Acordo de cooperação técnica fortalece boas práticas étnico-raciais nas escolas

  • Quinta-feira, 22 de março de 2018, 21h28
  • Última atualização em Quinta-feira, 22 de março de 2018, 22h36

Os ministérios da Educação (MEC) e dos Direitos Humanos (MDH) assinaram, nesta quinta-feira, 22, um acordo de cooperação técnica destinado a ações de reconhecimento e valorização de boas práticas educacionais para as relações étnico-raciais nas escolas brasileiras.

O compromisso foi firmado entre os titulares da Secretaria de Educação Continuada, Alfabetização, Diversidade e Inclusão (Secadi), Ivana de Siqueira, representando o MEC, e da Secretaria Nacional de Políticas de Promoção e Igualdade Racial (Seppir), Juvenal Araújo Júnior, do MDH.

Segundo o MEC, o pacto passa a valer a partir de hoje e prevê duas ações imediatas: a publicação de um edital para premiação de boas práticas de implementação do artigo 26A da Lei de Diretrizes e Bases da Educação Nacional (LDB) e a publicação de livros sobre as relações étnico-raciais e educação quilombola.

Sobre o edital, o MEC reforçou que o documento se baseará no artigo 26A da LDB, que dispõe sobre a obrigatoriedade do estudo da história e da cultura afro-brasileira e indígena nos estabelecimentos de ensino fundamental e de ensino médio, públicos e privados. Quanto ao material didático a ser publicado, a meta é que sirva de apoio para os professores implementarem a lei e o dispositivo legal.

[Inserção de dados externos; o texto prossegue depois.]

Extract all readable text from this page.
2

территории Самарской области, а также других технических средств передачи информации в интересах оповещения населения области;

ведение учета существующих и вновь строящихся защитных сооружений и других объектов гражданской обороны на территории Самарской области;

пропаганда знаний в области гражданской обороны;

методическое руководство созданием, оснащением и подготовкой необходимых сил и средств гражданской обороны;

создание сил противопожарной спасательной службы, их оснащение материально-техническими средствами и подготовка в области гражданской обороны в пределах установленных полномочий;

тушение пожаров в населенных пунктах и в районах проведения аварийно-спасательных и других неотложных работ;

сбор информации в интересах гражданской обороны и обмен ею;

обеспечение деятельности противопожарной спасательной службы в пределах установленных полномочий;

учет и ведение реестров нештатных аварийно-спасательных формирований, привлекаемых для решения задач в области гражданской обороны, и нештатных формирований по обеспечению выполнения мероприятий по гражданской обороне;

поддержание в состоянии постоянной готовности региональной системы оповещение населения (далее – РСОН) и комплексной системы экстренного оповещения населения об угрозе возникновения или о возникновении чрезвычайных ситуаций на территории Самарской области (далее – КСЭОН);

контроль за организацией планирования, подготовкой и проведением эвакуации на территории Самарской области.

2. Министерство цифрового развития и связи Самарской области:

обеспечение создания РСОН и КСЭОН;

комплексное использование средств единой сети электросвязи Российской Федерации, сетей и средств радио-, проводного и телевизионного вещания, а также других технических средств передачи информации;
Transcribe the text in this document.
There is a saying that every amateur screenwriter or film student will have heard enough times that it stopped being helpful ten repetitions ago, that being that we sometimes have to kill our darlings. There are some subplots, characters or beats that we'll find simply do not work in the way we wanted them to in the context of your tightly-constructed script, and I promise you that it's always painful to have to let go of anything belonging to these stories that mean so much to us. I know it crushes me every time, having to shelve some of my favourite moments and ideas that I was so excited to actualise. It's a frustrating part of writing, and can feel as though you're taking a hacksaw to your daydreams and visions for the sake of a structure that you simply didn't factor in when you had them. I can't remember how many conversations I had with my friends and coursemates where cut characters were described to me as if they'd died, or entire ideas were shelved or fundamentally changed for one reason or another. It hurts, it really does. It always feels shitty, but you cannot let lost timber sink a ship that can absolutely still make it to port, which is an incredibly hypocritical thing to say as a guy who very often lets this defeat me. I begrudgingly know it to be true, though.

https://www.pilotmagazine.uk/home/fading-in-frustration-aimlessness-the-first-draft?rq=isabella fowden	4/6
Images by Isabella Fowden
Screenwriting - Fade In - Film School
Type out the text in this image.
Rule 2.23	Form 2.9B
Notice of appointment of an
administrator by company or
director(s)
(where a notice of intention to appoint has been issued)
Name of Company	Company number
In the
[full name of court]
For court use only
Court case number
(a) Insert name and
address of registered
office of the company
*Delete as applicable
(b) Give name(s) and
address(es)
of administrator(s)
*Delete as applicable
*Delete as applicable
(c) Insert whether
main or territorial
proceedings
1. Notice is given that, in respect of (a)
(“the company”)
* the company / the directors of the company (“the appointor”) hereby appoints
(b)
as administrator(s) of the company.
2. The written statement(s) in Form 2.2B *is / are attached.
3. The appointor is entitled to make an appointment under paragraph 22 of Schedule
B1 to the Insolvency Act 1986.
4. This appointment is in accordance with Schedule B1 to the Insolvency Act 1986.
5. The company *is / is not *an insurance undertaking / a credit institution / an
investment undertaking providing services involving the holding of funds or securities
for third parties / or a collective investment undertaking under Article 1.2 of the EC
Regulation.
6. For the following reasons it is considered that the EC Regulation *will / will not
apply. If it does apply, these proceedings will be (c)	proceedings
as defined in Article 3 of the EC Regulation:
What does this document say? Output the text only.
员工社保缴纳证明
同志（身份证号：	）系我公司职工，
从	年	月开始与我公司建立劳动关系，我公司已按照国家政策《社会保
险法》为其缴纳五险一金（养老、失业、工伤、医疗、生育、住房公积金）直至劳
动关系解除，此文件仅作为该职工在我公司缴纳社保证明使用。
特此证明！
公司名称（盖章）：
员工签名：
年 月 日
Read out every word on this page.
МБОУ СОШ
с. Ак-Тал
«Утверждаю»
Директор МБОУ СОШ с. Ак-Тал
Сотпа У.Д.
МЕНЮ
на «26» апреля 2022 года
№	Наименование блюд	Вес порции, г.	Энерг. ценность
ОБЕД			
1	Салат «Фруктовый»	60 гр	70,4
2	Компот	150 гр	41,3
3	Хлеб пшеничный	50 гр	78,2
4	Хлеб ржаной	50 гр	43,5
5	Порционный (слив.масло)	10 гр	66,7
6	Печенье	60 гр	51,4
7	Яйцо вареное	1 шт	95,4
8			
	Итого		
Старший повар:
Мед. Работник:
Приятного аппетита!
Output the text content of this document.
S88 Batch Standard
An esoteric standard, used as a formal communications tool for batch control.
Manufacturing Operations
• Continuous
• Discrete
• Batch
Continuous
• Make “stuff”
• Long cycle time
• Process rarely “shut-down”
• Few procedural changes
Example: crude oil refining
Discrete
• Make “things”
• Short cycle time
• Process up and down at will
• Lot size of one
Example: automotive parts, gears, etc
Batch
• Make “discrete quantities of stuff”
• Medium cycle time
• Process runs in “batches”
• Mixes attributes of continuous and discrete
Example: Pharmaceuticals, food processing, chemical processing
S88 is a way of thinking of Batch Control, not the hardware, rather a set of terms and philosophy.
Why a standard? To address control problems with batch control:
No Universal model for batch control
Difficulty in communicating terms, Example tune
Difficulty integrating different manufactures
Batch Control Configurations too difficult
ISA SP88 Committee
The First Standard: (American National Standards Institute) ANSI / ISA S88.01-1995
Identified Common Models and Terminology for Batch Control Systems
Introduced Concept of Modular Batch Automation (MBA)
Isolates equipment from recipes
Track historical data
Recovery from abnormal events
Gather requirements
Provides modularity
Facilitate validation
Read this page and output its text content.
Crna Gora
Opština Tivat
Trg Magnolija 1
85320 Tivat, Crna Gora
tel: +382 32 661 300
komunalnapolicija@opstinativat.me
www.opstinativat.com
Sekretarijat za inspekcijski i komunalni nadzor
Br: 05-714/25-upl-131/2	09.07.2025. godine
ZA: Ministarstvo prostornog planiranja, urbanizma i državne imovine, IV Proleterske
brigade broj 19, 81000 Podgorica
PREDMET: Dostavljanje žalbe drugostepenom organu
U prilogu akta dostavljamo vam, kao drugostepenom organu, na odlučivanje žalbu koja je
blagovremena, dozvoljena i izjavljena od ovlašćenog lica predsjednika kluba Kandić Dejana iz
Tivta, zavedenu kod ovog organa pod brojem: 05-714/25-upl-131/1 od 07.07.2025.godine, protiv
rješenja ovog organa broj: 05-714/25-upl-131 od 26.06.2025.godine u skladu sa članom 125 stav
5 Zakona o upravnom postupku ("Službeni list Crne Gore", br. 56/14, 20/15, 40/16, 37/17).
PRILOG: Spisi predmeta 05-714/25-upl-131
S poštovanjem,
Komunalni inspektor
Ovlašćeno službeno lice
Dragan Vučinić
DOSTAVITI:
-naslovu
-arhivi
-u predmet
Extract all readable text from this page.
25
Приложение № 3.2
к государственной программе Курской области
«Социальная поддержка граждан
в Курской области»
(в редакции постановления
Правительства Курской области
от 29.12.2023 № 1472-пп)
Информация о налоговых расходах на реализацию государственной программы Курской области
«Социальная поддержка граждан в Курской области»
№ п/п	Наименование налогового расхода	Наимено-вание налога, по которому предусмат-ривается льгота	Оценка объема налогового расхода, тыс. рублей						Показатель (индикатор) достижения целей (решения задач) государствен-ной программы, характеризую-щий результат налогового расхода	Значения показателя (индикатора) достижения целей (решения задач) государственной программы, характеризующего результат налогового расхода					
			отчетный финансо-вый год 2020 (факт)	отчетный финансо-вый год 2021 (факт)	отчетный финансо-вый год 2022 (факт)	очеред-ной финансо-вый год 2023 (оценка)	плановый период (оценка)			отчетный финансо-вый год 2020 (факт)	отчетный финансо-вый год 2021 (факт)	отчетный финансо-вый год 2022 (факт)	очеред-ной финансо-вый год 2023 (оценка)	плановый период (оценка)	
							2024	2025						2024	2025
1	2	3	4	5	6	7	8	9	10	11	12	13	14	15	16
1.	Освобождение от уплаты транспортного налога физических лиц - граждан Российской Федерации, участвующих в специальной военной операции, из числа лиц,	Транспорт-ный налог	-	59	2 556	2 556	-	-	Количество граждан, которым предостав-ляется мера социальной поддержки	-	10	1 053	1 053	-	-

Acordo assinado pelo MEC e pelo Ministério dos Direitos Humanos (MDH) destina-se a ações de reconhecimento e valorização de boas práticas educacionais para as relações étnico-raciais nas escolas brasileiras (Foto: Luís Fortes/MEC)

Ivana de Siqueira falou sobre a importância do acordo e disse que ele será um instrumento importante para a promoção da educação com igualdade. “É mais um passo para implementarmos políticas públicas de inclusão e boas práticas para as relações étnico-raciais em todas as escolas do Brasil, inclusive com pesquisas e materiais de promoção da educação quilombola, combate ao racismo e à discriminação racial e contribuição dos negros na história do Brasil”, afirmou.

Além da identificação de ações desenvolvidas pelas escolas públicas e privadas, pautadas em boas práticas na temática de História e Cultura Afro-Brasileira, Africana e Indígena, o acordo contempla avaliação, seleção e divulgação das experiências exitosas que já estão sendo desenvolvidas nas escolas.

Titular da Seppir, Juvenal Araújo Júnior acredita que o acordo contribuirá para fortalecer a Lei 10.639 e combater o racismo no ambiente escolar. “Esta parceria entre o MEC e o MDH, através da Secadi e da Seppir, é importante para reafirmar junto ao sistema de ensino os compromissos de disseminar a cultura e a história afro-brasileira nos currículos da educação básica”, completou.